Campaign signs in Mont Vernon Monday, May 16, 2011.
Analysts: ‘Don’t read too much’ into District 4 special election
EDITOR’S NOTE: This analysis of Tuesday’s special election in District 4 ran in the Telegraph on May 9.
Political passions may be running high across the state, but analysts say a special election scheduled for May 17 in the Souhegan Valley is no temperature gauge.
The May 17 election for a seat in the state House of Representatives pits Temple Democrat Jennifer Daler against New Boston Republican Peter Kucmas in Hillsborough County’s 4th District.
It is among the first elections since Republicans swept into power in November, taking control of the N.H. House and Senate by wide margins.
But despite statewide debate over budget cuts and other controversial measures, the election is not likely to reflect many voter trends, according to political analysts.
“There’s always the potential that these kinds of special elections can be seen as a bellwether, but I’m always careful not to read too much into them,” said Dean Spiliotes, a political science professor at Southern New Hampshire University.

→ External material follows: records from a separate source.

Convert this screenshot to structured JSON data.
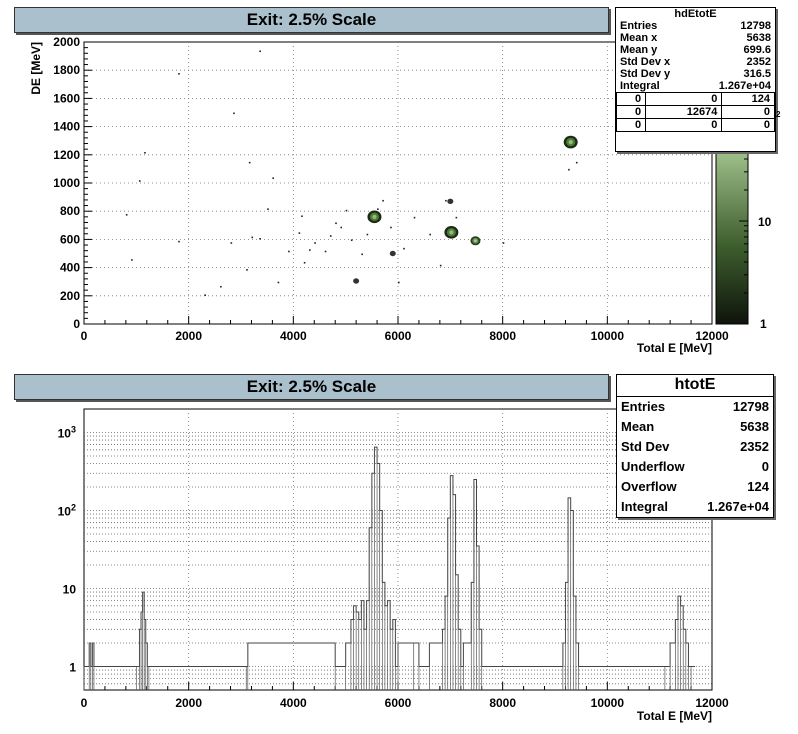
{
  "top": {
    "title": "Exit: 2.5% Scale",
    "stats": {
      "name": "hdEtotE",
      "rows": [
        {
          "label": "Entries",
          "value": "12798"
        },
        {
          "label": "Mean x",
          "value": "5638"
        },
        {
          "label": "Mean y",
          "value": "699.6"
        },
        {
          "label": "Std Dev x",
          "value": "2352"
        },
        {
          "label": "Std Dev y",
          "value": "316.5"
        },
        {
          "label": "Integral",
          "value": "1.267e+04"
        }
      ],
      "cells": [
        [
          "0",
          "0",
          "124"
        ],
        [
          "0",
          "12674",
          "0"
        ],
        [
          "0",
          "0",
          "0"
        ]
      ],
      "superscript": "2"
    },
    "palette_labels": [
      "10",
      "1"
    ]
  },
  "bottom": {
    "title": "Exit: 2.5% Scale",
    "stats": {
      "name": "htotE",
      "rows": [
        {
          "label": "Entries",
          "value": "12798"
        },
        {
          "label": "Mean",
          "value": "5638"
        },
        {
          "label": "Std Dev",
          "value": "2352"
        },
        {
          "label": "Underflow",
          "value": "0"
        },
        {
          "label": "Overflow",
          "value": "124"
        },
        {
          "label": "Integral",
          "value": "1.267e+04"
        }
      ]
    }
  },
  "chart_data": [
    {
      "type": "heatmap",
      "title": "Exit: 2.5% Scale",
      "xlabel": "Total E [MeV]",
      "ylabel": "DE [MeV]",
      "xlim": [
        0,
        12000
      ],
      "ylim": [
        0,
        2000
      ],
      "x_ticks": [
        "0",
        "2000",
        "4000",
        "6000",
        "8000",
        "10000",
        "12000"
      ],
      "y_ticks": [
        "0",
        "200",
        "400",
        "600",
        "800",
        "1000",
        "1200",
        "1400",
        "1600",
        "1800",
        "2000"
      ],
      "grid": true,
      "z_scale": "log",
      "colormap": "green-black",
      "clusters": [
        {
          "x": 5550,
          "y": 760,
          "intensity": "high"
        },
        {
          "x": 7020,
          "y": 650,
          "intensity": "high"
        },
        {
          "x": 7480,
          "y": 590,
          "intensity": "medium"
        },
        {
          "x": 9300,
          "y": 1290,
          "intensity": "high"
        },
        {
          "x": 5200,
          "y": 305,
          "intensity": "low"
        },
        {
          "x": 5900,
          "y": 500,
          "intensity": "low"
        },
        {
          "x": 7000,
          "y": 870,
          "intensity": "low"
        }
      ],
      "sparse_points": [
        [
          1050,
          1020
        ],
        [
          1150,
          1220
        ],
        [
          1800,
          1780
        ],
        [
          3350,
          1940
        ],
        [
          2850,
          1500
        ],
        [
          3150,
          1150
        ],
        [
          2800,
          580
        ],
        [
          3100,
          390
        ],
        [
          2300,
          210
        ],
        [
          2600,
          270
        ],
        [
          1800,
          590
        ],
        [
          800,
          780
        ],
        [
          3600,
          1040
        ],
        [
          3350,
          610
        ],
        [
          3700,
          300
        ],
        [
          4100,
          650
        ],
        [
          4400,
          580
        ],
        [
          4600,
          520
        ],
        [
          4200,
          440
        ],
        [
          4800,
          720
        ],
        [
          5000,
          810
        ],
        [
          5100,
          600
        ],
        [
          5300,
          500
        ],
        [
          5850,
          690
        ],
        [
          6100,
          540
        ],
        [
          6300,
          760
        ],
        [
          6900,
          880
        ],
        [
          7100,
          760
        ],
        [
          6600,
          640
        ],
        [
          8000,
          580
        ],
        [
          9250,
          1100
        ],
        [
          9400,
          1150
        ],
        [
          3200,
          620
        ],
        [
          4700,
          630
        ],
        [
          4900,
          690
        ],
        [
          5400,
          640
        ],
        [
          5700,
          880
        ],
        [
          6000,
          300
        ],
        [
          6800,
          420
        ],
        [
          3900,
          520
        ],
        [
          900,
          460
        ],
        [
          4150,
          770
        ],
        [
          3500,
          820
        ],
        [
          4300,
          530
        ],
        [
          5600,
          820
        ]
      ]
    },
    {
      "type": "line",
      "title": "Exit: 2.5% Scale",
      "xlabel": "Total E [MeV]",
      "ylabel": "",
      "xlim": [
        0,
        12000
      ],
      "ylim": [
        0.5,
        2000
      ],
      "y_scale": "log",
      "x_ticks": [
        "0",
        "2000",
        "4000",
        "6000",
        "8000",
        "10000",
        "12000"
      ],
      "y_ticks": [
        "1",
        "10",
        "10^2",
        "10^3"
      ],
      "grid": true,
      "x": [
        0,
        100,
        130,
        160,
        190,
        1000,
        1060,
        1090,
        1120,
        1150,
        1180,
        1210,
        1240,
        3100,
        3130,
        4800,
        5000,
        5100,
        5150,
        5200,
        5250,
        5300,
        5350,
        5400,
        5450,
        5500,
        5550,
        5600,
        5650,
        5700,
        5750,
        5800,
        5850,
        5900,
        5950,
        6000,
        6300,
        6400,
        6600,
        6850,
        6900,
        6950,
        7000,
        7050,
        7100,
        7150,
        7200,
        7250,
        7400,
        7450,
        7500,
        7550,
        7600,
        9150,
        9200,
        9250,
        9300,
        9350,
        9400,
        9450,
        11100,
        11200,
        11300,
        11350,
        11400,
        11450,
        11500,
        11550,
        11600
      ],
      "values": [
        1,
        2,
        1,
        2,
        1,
        1,
        3,
        5,
        9,
        4,
        2,
        1,
        1,
        1,
        2,
        1,
        2,
        4,
        6,
        5,
        4,
        7,
        3,
        7,
        60,
        300,
        650,
        400,
        100,
        12,
        6,
        7,
        3,
        4,
        1,
        2,
        2,
        1,
        2,
        3,
        8,
        80,
        280,
        160,
        15,
        3,
        1,
        2,
        12,
        250,
        35,
        3,
        1,
        2,
        12,
        145,
        100,
        8,
        2,
        1,
        1,
        2,
        4,
        8,
        6,
        3,
        2,
        1,
        1
      ]
    }
  ]
}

“These races can be so localized, they involve local personalities,” he said this week. “There are a lot of factors that drive them.”
The Hillsborough County 4th District covers Lyndeborough, Mont Vernon, New Boston, Temple and Wilton, and has traditionally been a Republican stronghold. The Grand Old Party holds the three other representative seats in the district, including that of House Speaker William O’Brien, of Mont Vernon.
O’Brien has taken an active role in the race, campaigning for Kucmas to replace former state Rep. Robert Mead, a friend of O’Brien’s who left the seat open when he resigned last year to serve as the speaker’s chief of staff.
“The importance of making sure that Peter is elected is that the voters last November gave a clear indication that they want a fiscally responsive government and a government that’s attentive to liberty concerns,” O’Brien said this week. “Peter has both of those.”
But local Democrats are optimistic they can retake the seat due to the changing political landscape, as well as Daler’s name recognition.
Daler, who does direct care work with the developmentally disabled, served one term as a state representative in the district, from 2006 to 2008, but lost her re-election bid in 2008.
Both she and Kucmas, who works as a technical engineer for a gas supply firm, ran but fell short in the 2010 elections.
“We run into a lot of awful people that are horribly dismayed with what’s happening in the House of Representatives,” said Peter Von Sneidern, chairman of the Temple Democratic Town Committee. “They’re running a lot of the more moderate thinkers right off the road.
“(Jennifer) is very much a moderate,” Von Sneidern said. “She takes it very seriously. ... I think the voters will see that.”
Even if Daler returns to the Statehouse, however, the small number of voters likely to take part in the election will reflect local concerns more than any widespread sentiment, according to Andrew Smith, director of the University of New Hampshire Survey Center.
Typically, fewer than 10 or 15 percent of voters turn out for local special elections, Smith said last week, leaving the results in the hands of several thousand people.
“If you get a high turnout, 50 percent, then maybe you could take something from it,” he said. “But, generally, I would be kind of cautious about reading anything (into it) one way or the other into it.
“(These elections) usually turn on local factors,” he said. “But in this case, it’s not even so much the local factors. It’s who shows up, if anybody shows up.”